To You,
When the Japanese repair broken objects, they try to repair the damage by filling the cracks with gold. They believe that when something suffers and has a history, it becomes more beautiful. Does that mean that at this point in my life when I lay in pieces on the bathroom floor, I am finally whole and valuable?
I never knew what intimacy was until I tasted you on my lips, when you planted your fingers on my bare skin, our sweat mingling until we had no idea where I began and you ended, or what "I," and "you," even meant. But like the sea retreating away from the shore, you would without a doubt leave me. This is a fact that never escapes my action yet why do I keep searching for all the reasons how you became such a beautiful creature? I need to find the reason in why to justify the love I already feel for you, so I can let go.
You're not like the others. When I talk, you look at me. When I remarked on something I liked in passing, you would bring it up weeks later. Yet when I tell you the reasons I dug up for why the wrinkle of your nose and the slightly crooked perfection in your smile strike a chord within me, unfailingly your eyes slide past me to a place I cannot reach.
Only now do I realize that was the last time; that the kiss you give me before you left, the only kiss, was your gift to me in farewell. I ruptured my cracked shell into pieces in foolish anticipation that you would see me when you glanced back briefly to see the vague memories of those you've wrecked behind you; only memories.
I'm just kidding myself. I fractured myself; secretly wishing you would come back and mend my broken cracks with gold. I should have known that once you left, it was a goodbye to last a life time just like you warned me when we first met and I was overwhelmed by your presence and the smell of your laundry detergent intermingling with your shampoo.
I never told you that I'm not worried about a new girl staying in your life. I know as she comes to know the intricacies of your character like I did, she will either leave or be pushed away by you. I never told you that part of my love was out of pity, that although I could see all the unapproachable flaws in you, I pitied you too. I never told you I tried being compassionate and empathetic, except now I realize that those things are all useless. I never told you, but I don't know if you will come to understand that you broke a part of me, some last remnant of my faith in intimacy.
I never told you that sometimes, I felt like I wasn't worth the effort. That I felt that there was a part of me broken and unlovable, that I wasn't good enough for your consideration, for your respect. I never told you that it was inconsiderate to text back after hours and hours and only say you forgot in return. You forgot and this is just how you are.

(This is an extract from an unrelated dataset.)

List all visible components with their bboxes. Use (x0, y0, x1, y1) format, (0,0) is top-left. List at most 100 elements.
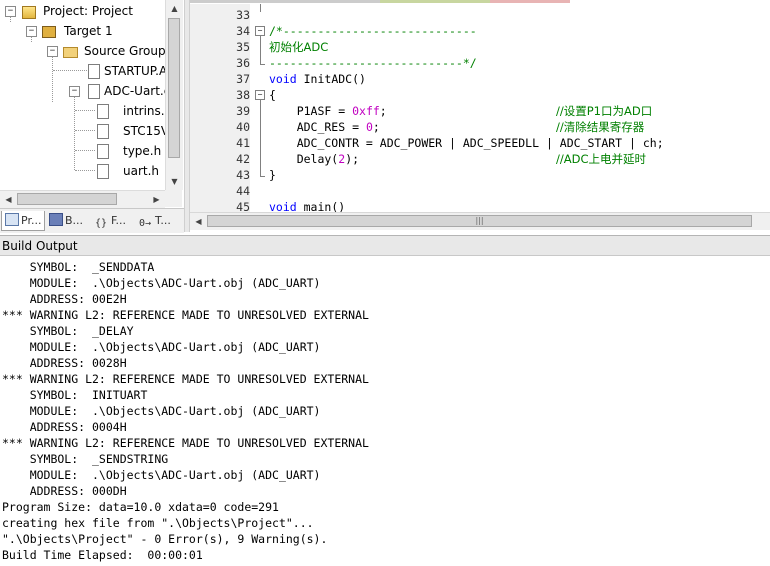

I'd like to lie and say that your name no longer haunts me, except that I don't think it's possible. Some days, when my guard is lower than usual, it often takes me unaware. Like the melancholy that grabs and chokes me within its grasp on days when all I want to do is burrow deeper into my covers and block out the world. Erase the thoughts that haunt me, and the emotions that drown me. Now that the pace of my life has slowed to take its breath, everything that I pushed to the back of my mind is now surfacing.
The day after I answered the question you asked me, I went into the shower and I bawled. It was a crying deep from my heart because even then, I knew it was over. Nothing hurts more than someone continuing something because they don't know how to say no.
The day I told you I didn't want to try anymore because I was so tired, in reality I wish you'd care enough to tell me to stay and that you would at least attempt to step outside your comfort zone. What I never told you and what you never realized was that even though everyone thought me to be strong and indestructible, there were so many cracks in my defense; it isn't perfect at all. All I wanted was a place that I could allow myself to be weak and true.
When I read your responses, suddenly my body couldn't stop trembling. I couldn't stop shaking and I had no idea why. I now realize it was probably because my body knew better than me when it was all over. Later, I told myself it was just the caffeine I'd drink so much of. I tried to convince myself that your rejection meant nothing at all, and that you were just a stupid human being who couldn't realize my worth.
Except even I didn't believe in my value.
I just wanted someone who wouldn't run.